Photo by the Otago Daily Times
Flower buds on Edgeworthia chrysantha have been causing great anticipation at Dunedin Botanic Garden over the winter months. This specimen, in the Otaru Teien border by the duck pond, is flowering for the first time.
Flower buds form in late summer then over winter on bare deciduous stems before bursting into flower in late winter or early spring. The buds are covered with fine, silver hairs, making them an attractive feature over winter. Numerous tiny tubular yellow flowers that fade to white are packed into tight little round flower buds.
The new growth soon follows with young leaves covered in fine white hairs.

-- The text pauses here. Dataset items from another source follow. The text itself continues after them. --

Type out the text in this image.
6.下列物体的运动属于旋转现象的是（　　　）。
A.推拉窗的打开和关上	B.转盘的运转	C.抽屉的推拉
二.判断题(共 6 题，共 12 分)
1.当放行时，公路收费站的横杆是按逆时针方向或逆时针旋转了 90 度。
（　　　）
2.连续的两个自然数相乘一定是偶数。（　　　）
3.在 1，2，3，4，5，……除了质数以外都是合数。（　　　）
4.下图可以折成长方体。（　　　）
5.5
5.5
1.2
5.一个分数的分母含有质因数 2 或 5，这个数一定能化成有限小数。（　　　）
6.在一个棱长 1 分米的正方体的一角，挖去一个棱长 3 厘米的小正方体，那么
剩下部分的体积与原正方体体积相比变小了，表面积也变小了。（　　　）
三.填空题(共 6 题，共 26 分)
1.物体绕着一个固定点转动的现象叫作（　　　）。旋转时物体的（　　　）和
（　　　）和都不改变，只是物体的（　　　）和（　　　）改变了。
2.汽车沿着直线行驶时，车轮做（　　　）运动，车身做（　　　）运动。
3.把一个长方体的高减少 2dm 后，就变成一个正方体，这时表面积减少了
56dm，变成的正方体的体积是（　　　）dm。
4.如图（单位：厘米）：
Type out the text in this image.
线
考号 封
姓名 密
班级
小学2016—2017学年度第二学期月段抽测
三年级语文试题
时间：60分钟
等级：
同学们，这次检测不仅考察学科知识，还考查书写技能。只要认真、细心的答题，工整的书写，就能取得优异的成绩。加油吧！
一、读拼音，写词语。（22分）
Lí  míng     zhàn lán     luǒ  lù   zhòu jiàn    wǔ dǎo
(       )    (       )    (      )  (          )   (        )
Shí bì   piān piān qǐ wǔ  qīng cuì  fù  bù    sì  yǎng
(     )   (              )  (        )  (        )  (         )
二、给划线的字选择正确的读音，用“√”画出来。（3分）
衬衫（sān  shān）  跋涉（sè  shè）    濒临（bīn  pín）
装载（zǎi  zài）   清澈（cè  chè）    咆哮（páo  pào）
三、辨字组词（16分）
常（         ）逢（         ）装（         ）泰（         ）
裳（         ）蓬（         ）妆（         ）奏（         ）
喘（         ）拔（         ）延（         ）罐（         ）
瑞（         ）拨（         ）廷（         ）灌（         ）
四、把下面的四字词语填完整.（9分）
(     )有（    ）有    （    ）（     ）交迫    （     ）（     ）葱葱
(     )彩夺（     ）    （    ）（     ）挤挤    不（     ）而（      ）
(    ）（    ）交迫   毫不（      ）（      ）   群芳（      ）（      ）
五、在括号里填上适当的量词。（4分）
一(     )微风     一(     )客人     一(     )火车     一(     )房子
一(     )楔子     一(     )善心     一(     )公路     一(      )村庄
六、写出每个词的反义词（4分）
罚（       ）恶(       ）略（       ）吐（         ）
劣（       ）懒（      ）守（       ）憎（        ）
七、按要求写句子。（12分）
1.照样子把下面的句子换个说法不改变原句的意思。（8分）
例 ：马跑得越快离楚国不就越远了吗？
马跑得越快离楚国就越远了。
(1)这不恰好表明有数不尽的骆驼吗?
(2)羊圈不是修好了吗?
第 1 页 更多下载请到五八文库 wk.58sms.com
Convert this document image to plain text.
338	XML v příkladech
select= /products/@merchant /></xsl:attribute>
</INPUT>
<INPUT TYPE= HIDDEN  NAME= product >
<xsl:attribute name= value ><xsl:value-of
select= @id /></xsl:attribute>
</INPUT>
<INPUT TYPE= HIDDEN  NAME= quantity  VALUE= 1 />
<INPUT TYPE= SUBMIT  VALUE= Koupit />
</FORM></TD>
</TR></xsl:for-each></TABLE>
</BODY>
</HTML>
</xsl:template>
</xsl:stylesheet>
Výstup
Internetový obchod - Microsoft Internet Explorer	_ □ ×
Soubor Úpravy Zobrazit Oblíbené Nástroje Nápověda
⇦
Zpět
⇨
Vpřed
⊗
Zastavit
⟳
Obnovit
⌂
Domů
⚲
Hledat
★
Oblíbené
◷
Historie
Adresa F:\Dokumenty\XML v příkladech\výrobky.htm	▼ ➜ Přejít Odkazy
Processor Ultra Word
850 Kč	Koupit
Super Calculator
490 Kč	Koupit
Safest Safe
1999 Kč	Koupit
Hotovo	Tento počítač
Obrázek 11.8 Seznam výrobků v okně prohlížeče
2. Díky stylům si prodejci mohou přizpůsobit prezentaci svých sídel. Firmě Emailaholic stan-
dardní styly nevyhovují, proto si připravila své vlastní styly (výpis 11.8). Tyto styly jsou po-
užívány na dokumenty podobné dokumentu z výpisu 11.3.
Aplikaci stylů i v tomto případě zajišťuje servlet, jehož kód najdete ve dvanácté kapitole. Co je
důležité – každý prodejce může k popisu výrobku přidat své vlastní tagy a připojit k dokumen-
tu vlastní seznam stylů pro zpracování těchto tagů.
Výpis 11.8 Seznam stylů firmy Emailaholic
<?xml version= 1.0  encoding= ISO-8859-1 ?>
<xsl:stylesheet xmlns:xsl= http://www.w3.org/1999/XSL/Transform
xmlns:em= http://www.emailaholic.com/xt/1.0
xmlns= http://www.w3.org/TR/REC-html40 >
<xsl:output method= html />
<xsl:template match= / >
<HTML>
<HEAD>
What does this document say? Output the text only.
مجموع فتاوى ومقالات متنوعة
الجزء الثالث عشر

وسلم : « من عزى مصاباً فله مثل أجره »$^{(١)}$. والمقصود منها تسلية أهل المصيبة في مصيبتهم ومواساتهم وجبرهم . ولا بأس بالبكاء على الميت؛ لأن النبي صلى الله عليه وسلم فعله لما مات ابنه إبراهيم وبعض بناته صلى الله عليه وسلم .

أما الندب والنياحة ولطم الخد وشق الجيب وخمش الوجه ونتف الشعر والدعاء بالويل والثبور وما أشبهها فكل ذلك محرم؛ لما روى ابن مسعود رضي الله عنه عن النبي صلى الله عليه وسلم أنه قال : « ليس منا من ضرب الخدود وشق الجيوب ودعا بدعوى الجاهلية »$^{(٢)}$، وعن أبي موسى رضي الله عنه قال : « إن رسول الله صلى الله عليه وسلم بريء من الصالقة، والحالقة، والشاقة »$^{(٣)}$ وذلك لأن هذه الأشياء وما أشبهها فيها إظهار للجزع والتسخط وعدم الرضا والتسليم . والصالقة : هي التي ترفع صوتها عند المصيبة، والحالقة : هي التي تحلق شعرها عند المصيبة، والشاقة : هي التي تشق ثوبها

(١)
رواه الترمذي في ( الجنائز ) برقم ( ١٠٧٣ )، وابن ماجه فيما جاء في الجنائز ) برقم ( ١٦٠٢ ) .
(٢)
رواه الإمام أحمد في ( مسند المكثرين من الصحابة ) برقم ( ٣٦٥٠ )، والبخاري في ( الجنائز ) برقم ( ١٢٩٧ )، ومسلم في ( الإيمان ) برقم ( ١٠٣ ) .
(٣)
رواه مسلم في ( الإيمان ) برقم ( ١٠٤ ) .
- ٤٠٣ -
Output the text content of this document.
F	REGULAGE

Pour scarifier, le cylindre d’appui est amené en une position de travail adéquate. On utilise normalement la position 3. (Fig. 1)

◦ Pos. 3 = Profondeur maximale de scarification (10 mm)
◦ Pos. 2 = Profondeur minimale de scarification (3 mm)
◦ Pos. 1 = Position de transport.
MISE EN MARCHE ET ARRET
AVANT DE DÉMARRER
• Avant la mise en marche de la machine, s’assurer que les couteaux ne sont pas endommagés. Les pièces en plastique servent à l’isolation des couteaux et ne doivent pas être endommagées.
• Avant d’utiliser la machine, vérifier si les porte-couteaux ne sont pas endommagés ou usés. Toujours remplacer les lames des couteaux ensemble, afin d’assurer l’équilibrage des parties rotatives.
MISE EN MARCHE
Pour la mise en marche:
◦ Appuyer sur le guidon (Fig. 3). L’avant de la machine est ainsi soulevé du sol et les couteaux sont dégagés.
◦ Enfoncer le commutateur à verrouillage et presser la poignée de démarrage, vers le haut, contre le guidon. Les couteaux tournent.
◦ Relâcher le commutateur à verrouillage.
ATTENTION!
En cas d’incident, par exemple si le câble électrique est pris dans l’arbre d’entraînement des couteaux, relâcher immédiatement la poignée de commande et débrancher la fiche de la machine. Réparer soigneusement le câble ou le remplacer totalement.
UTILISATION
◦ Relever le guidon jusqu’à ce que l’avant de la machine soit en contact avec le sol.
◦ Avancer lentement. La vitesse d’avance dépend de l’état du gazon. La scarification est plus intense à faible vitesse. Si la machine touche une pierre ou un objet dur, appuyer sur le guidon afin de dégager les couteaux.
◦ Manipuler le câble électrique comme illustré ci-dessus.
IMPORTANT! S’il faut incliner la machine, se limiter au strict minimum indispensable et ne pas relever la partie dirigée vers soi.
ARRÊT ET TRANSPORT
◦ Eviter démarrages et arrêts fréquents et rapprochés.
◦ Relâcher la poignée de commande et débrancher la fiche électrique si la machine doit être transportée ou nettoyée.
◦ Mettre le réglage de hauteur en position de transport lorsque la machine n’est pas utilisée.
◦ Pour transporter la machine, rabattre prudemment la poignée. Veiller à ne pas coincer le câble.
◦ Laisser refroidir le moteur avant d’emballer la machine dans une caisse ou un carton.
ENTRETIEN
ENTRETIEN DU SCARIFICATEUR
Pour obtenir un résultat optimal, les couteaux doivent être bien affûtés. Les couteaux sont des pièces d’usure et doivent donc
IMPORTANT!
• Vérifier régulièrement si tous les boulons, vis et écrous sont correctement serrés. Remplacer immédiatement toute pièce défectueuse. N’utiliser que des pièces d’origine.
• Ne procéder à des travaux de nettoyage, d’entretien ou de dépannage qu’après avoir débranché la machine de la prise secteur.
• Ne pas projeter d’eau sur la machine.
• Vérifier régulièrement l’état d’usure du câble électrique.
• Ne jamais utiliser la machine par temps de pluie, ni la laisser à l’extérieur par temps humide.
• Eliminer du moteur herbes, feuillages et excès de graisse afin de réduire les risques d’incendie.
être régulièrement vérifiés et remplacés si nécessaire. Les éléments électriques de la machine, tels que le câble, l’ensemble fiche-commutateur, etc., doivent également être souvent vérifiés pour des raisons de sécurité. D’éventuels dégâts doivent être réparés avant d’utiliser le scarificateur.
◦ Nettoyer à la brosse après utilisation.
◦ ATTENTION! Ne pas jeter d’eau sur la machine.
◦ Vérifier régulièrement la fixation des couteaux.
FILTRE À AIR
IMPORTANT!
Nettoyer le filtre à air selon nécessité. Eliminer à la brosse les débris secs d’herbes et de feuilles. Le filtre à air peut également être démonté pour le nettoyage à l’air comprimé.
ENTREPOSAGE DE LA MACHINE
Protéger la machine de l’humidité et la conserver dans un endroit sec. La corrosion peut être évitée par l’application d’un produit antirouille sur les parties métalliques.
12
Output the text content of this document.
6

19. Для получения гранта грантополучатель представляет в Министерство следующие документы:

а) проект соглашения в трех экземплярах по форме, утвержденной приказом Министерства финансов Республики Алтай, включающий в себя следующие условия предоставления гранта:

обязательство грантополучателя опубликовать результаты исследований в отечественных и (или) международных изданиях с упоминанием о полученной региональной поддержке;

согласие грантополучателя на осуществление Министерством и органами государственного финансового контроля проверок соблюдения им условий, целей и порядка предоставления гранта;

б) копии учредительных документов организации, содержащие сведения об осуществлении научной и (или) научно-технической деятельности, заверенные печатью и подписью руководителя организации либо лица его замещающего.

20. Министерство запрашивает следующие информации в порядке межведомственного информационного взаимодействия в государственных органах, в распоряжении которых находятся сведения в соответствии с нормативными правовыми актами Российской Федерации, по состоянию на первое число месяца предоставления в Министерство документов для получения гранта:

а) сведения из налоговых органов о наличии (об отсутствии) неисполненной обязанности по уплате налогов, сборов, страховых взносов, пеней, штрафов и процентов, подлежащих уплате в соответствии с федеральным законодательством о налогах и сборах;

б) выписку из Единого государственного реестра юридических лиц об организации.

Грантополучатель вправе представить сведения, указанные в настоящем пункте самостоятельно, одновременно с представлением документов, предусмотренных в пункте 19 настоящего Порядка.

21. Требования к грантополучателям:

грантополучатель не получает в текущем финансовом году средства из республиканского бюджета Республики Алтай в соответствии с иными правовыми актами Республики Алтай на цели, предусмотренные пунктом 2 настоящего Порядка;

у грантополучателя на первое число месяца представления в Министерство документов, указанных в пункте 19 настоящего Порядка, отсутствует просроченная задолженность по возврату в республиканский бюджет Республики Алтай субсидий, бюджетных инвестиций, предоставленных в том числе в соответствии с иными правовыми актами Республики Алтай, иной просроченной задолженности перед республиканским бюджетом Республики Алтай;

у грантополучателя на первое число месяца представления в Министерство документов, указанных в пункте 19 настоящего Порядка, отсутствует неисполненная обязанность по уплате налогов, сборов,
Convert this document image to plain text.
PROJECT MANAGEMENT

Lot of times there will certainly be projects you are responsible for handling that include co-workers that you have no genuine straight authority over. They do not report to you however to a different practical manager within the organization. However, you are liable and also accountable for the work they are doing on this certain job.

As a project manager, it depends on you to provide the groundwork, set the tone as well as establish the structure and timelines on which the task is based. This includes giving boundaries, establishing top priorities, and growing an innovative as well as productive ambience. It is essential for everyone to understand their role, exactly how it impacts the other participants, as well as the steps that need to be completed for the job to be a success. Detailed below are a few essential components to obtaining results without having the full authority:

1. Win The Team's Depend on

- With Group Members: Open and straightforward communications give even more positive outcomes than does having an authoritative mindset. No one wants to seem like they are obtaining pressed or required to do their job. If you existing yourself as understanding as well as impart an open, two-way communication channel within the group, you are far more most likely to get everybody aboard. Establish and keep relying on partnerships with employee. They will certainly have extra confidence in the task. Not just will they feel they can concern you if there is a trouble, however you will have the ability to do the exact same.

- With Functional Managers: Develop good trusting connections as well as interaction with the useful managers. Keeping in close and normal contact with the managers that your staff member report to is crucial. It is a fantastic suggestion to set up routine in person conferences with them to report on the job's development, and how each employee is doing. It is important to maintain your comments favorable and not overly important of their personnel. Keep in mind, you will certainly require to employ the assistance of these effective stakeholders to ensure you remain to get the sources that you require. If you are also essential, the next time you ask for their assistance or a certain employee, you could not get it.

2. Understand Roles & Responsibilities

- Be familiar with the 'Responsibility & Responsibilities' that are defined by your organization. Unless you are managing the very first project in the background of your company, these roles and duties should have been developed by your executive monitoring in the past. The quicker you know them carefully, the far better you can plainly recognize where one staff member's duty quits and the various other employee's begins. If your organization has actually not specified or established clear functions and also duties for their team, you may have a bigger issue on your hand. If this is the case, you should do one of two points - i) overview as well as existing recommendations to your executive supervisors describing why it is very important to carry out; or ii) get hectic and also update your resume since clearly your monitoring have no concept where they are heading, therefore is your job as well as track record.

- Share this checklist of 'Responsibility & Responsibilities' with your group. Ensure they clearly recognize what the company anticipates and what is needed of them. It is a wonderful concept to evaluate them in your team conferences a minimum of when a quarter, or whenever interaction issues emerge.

The leaves mature to a narrow ovate shape and are grouped together at the end of the branches, giving the plant a tropical look over the summer months.
Although slightly frost-tender in Dunedin’s climate, you can often find a suitable spot for them. At Dunedin Botanic Garden it receives some frost protection from an overhead deciduous tree, Taxodium distichum and still gets good sun and some dappled shade protection from the hottest part of the day.
Native to China, Edgeworthia chrysantha naturally grows in open grasslands and open forests, often by streams.
Commonly called the paperbush, Edgeworthia chrysantha is grown extensively in Japan because the inner bark is used to make high quality paper. This is used in the production of Japanese banknotes which have a real papery feel compared with our rather plasticky-feeling New Zealand bank notes.